SANTÉ – Alors que Marisol Touraine a officialisé sa promesse de lever l’interdiction du don du sang pour les homosexuels, le ministère ne fait que rétropédaler. La ministre et ses services ont pourtant pris ce dossier brûlant en main et avaient l’air décidés à faire avancer les choses. Le 26 mai, fort des plus de 170.000 signatures de ma pétition sur Change.org, j’avais pris part à une réunion organisée par la ministre avec la Direction Générale de la Santé, l’Institut national de veille sanitaire (INVS), les autre instances concernées et les associations.
Après cette réunion de travail qui n’a finalement été qu’une session de propagande sur le modèle de nos voisins anglais qui pratiquent toujours une discrimination injustifiée (demandant à tous les homosexuels et bisexuels de respecter un période d’abstinence d’un an), nous devions avoir d’autres réunions ces 1er et 9 juillet.
Je suis monté à Paris depuis Béziers, avec l’espoir que les choses avancent vraiment. Mais quelques heures avant la réunion du 1er, j’ai eu la surprise de recevoir un mail du ministère informant que cette réunion était reportée au 15 juillet pour qu’ils puissent approfondir leur travail.
Des propositions plus farfelues les unes que les autres
Quelques jours plus tard, la deuxième réunion était elle aussi annulée car les services avaient « trop de travail suite aux réunions bilatérales à ce sujet ».
Marisol Touraine essaie-t-elle de gagner du temps pour s’enlever le dossier des pattes?
J’ai obtenu deux entretiens avec le Directeur Général de la Santé après avoir fait part de mon mécontentement suite à l’annulation de la première réunion. On a tenté de négocier avec moi des offres plus farfelues les unes que les autres.

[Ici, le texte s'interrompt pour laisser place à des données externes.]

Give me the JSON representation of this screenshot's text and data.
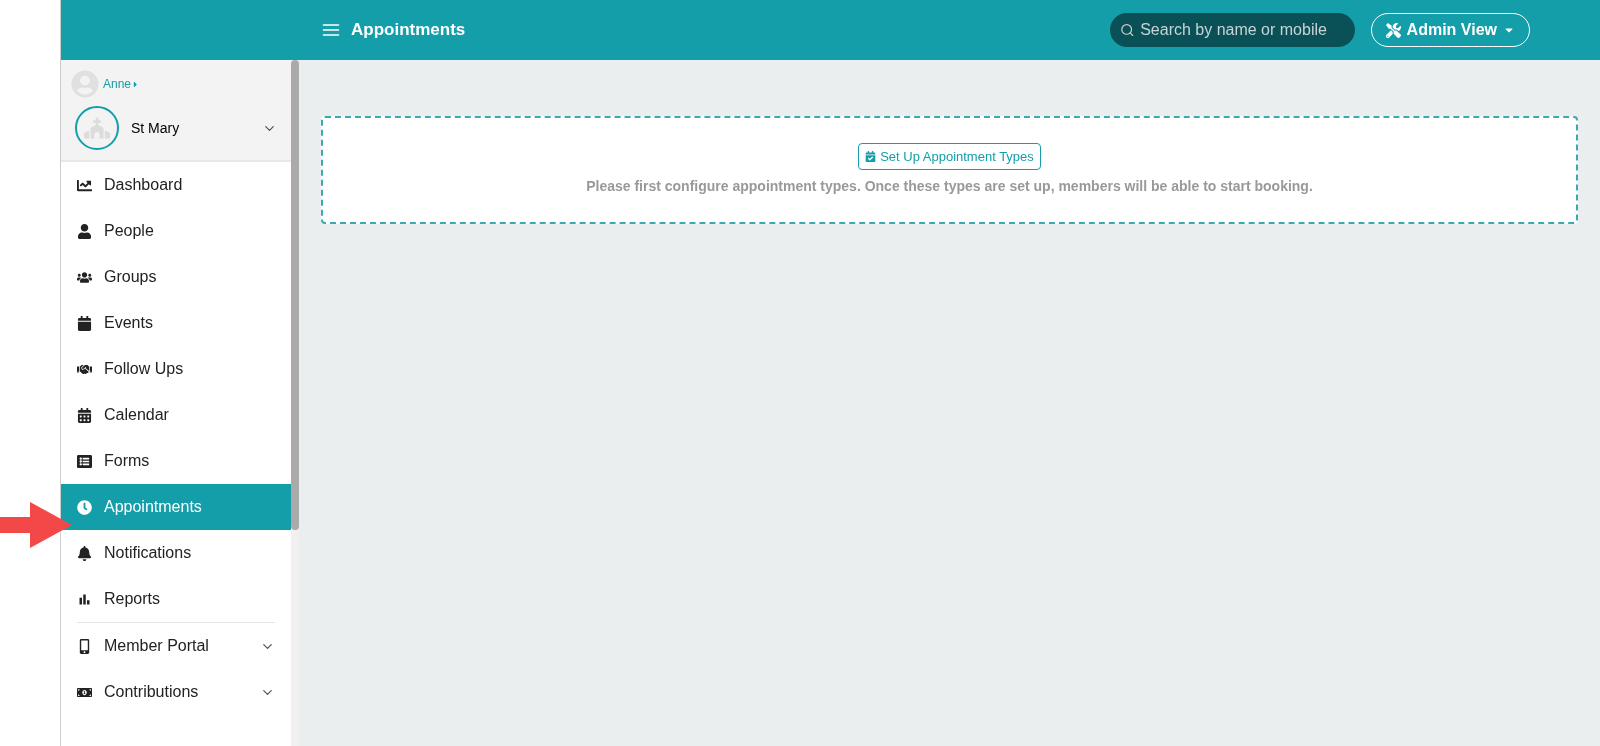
{
  "header": {
    "title": "Appointments",
    "search": {
      "placeholder": "Search by name or mobile"
    },
    "view_button": "Admin View"
  },
  "sidebar": {
    "user": "Anne",
    "organization": "St Mary",
    "items": [
      {
        "label": "Dashboard",
        "selected": false,
        "kind": "link"
      },
      {
        "label": "People",
        "selected": false,
        "kind": "link"
      },
      {
        "label": "Groups",
        "selected": false,
        "kind": "link"
      },
      {
        "label": "Events",
        "selected": false,
        "kind": "link"
      },
      {
        "label": "Follow Ups",
        "selected": false,
        "kind": "link"
      },
      {
        "label": "Calendar",
        "selected": false,
        "kind": "link"
      },
      {
        "label": "Forms",
        "selected": false,
        "kind": "link"
      },
      {
        "label": "Appointments",
        "selected": true,
        "kind": "link"
      },
      {
        "label": "Notifications",
        "selected": false,
        "kind": "link"
      },
      {
        "label": "Reports",
        "selected": false,
        "kind": "link"
      },
      {
        "label": "Member Portal",
        "selected": false,
        "kind": "submenu",
        "expanded": false
      },
      {
        "label": "Contributions",
        "selected": false,
        "kind": "submenu",
        "expanded": false
      }
    ]
  },
  "empty_state": {
    "button": "Set Up Appointment Types",
    "message": "Please first configure appointment types. Once these types are set up, members will be able to start booking."
  }
}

Demander une période d’abstinence de 1 an, mais pour que cela paraisse « moins discriminant », demander également aux drogués et prostituées de respecter cette même période (qui est de 4 mois actuellement). Solution purement honteuse et qui n’a aucune justification. On remet les homosexuels dans le même sac que les gens qui, par nature, prennent des risques. Rien ne change.
Autoriser les homosexuels et bisexuels à faire uniquement le don de plasma, afin de pouvoir faire un étude (le plasma se conserve en attendant d’autres analyses quelques jours après) afin de confirmer que notre sang ne serait pas plus dangereux qu’un autre et ensuite ouvrir le don de sang total si tout se passe bien. Cela pourrait être un bon compromis si cet étude ne durait pas 3 ans comme ils l’ont estimé. Ce délai de trois serait tout simplement une manière de se débarrasser du dossier puisque dans trois ans, le gouvernement sera sans doute un autre, le dossier sera mis de coté et le combat sera à recommencer à zéro.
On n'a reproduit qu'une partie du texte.